De 1915 à 1923, les syndicats industriels devinrent prédominants au sein de l’IWW et montrèrent au monde combien sont puissants les esclaves salariés lorsqu’ils s’organisent d’un bout à l’autre d’une industrie. Les syndicats industriels wobbly, néanmoins, ne furent un pouvoir réel que dans quelques industries (surtout dans l’agriculture, la charpenterie, les mines et le transport maritime ; dans une moindre mesure, dans le bâtiment, les chemins de fer et l’hôtellerie), dans quelques régions du pays et, à de notables exceptions près, pendant un laps de temps réduit. Dans les années 1920, les sections syndicales mixtes ressuscitèrent sous le nom de syndicat général de recrutement, et redevinrent la cellule de base de l’IWW.

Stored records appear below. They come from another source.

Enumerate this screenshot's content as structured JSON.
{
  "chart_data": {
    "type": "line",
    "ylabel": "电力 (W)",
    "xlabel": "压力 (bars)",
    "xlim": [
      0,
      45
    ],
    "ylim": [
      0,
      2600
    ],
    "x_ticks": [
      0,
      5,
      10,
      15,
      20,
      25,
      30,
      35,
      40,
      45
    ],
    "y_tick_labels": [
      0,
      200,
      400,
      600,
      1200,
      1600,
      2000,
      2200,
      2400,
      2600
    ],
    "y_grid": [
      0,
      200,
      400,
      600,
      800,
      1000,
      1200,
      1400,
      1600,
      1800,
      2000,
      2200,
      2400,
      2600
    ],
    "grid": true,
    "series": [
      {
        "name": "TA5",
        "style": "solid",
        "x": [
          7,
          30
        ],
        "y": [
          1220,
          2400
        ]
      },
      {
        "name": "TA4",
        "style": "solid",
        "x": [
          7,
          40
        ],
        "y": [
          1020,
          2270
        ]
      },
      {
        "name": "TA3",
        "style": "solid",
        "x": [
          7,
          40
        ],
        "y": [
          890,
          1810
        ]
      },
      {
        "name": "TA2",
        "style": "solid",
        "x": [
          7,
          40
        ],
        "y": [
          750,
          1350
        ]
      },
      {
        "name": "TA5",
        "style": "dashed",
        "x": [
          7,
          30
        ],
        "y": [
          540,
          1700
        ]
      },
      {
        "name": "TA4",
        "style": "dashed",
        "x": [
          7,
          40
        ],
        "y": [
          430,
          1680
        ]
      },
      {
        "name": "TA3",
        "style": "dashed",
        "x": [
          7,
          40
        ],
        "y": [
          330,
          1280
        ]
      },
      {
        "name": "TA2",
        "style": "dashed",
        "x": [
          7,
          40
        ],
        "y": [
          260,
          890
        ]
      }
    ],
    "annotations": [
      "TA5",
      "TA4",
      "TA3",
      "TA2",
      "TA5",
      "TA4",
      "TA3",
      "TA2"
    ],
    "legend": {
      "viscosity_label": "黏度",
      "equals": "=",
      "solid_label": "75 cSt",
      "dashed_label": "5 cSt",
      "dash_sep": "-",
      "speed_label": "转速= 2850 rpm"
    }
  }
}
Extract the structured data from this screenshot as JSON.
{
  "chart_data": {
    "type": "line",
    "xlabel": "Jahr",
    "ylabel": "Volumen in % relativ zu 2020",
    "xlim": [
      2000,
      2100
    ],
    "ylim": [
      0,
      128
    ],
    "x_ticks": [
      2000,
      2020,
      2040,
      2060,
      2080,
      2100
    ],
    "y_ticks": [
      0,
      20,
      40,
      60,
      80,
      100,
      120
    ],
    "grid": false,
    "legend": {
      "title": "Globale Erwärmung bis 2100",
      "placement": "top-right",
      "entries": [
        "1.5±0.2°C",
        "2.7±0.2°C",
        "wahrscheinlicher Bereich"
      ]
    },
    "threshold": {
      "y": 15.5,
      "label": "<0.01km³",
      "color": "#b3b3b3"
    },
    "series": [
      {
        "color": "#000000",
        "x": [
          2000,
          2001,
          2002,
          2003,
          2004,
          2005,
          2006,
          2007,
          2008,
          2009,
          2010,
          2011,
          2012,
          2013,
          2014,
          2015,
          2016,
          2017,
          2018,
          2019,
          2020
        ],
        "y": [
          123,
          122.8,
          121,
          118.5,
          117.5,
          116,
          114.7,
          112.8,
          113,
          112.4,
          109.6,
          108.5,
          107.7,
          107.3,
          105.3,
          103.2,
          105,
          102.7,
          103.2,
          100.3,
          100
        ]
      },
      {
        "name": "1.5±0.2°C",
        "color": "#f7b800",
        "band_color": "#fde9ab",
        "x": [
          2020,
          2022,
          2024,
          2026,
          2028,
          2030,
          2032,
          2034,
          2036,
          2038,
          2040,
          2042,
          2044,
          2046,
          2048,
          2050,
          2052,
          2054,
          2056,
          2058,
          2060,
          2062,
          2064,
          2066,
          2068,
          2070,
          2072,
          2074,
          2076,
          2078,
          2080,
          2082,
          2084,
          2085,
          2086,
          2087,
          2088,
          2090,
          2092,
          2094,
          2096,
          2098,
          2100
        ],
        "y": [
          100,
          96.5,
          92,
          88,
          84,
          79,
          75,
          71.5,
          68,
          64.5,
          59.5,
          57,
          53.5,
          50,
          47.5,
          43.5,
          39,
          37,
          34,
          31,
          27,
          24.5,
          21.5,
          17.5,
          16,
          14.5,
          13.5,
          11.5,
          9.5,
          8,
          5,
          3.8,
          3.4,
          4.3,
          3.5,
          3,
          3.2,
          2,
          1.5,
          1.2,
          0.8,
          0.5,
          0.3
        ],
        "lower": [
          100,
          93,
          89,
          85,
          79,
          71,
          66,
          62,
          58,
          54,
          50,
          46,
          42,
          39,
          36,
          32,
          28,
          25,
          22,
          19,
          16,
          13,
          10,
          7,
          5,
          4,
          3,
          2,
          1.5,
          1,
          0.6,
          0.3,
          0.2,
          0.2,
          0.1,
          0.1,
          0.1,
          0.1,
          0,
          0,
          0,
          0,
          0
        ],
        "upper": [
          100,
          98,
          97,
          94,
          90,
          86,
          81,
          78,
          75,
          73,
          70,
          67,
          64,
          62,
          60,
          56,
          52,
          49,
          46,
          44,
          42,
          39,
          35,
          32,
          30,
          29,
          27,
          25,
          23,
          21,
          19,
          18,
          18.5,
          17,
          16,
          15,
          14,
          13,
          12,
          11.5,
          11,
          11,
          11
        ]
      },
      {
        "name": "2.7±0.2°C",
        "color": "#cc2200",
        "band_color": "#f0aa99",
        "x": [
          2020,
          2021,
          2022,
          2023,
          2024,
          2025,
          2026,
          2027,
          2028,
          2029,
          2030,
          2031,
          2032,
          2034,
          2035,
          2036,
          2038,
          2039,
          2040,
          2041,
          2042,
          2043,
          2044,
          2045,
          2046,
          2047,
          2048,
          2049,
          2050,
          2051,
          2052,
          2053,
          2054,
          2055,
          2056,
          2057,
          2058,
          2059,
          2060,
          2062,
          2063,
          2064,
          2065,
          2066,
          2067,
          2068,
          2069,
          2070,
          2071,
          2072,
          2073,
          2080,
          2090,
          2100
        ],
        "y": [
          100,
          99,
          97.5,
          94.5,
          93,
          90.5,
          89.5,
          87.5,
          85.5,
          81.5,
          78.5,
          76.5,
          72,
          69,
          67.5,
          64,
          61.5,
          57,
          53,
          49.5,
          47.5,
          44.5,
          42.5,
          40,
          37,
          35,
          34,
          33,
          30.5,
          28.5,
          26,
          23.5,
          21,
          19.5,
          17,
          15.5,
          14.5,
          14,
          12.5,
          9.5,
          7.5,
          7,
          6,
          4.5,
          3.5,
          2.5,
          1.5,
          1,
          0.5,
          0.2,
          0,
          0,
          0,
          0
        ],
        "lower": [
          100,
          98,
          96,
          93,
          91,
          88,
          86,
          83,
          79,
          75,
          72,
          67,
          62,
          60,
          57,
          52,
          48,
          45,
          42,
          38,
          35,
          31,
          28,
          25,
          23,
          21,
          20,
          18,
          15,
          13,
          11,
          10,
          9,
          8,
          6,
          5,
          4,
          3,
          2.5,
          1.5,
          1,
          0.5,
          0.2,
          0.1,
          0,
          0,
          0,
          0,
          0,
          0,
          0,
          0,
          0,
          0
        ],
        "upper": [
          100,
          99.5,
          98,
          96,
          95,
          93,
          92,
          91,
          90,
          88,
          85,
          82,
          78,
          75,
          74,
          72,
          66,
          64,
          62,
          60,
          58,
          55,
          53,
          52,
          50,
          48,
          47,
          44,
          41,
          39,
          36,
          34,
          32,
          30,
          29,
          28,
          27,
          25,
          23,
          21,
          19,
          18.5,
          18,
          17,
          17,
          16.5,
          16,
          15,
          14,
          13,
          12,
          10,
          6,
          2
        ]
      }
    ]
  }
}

Au temps de Joe Hill, le Grand Syndicat unique consistait d’abord en de petites sections mixtes. Ces groupes informels de travailleurs rebelles avaient peu ou pas de travail et peu ou pas d’argent. Tout ce qu’ils possédaient vraiment, c’était des chansons, des poèmes, de l’imagination, de la détermination, de la solidarité, une vision révolutionnaire du monde et une remarquable capacité à s’organiser et à se faire connaître, dans des proportions sans commune mesure avec leur nombre.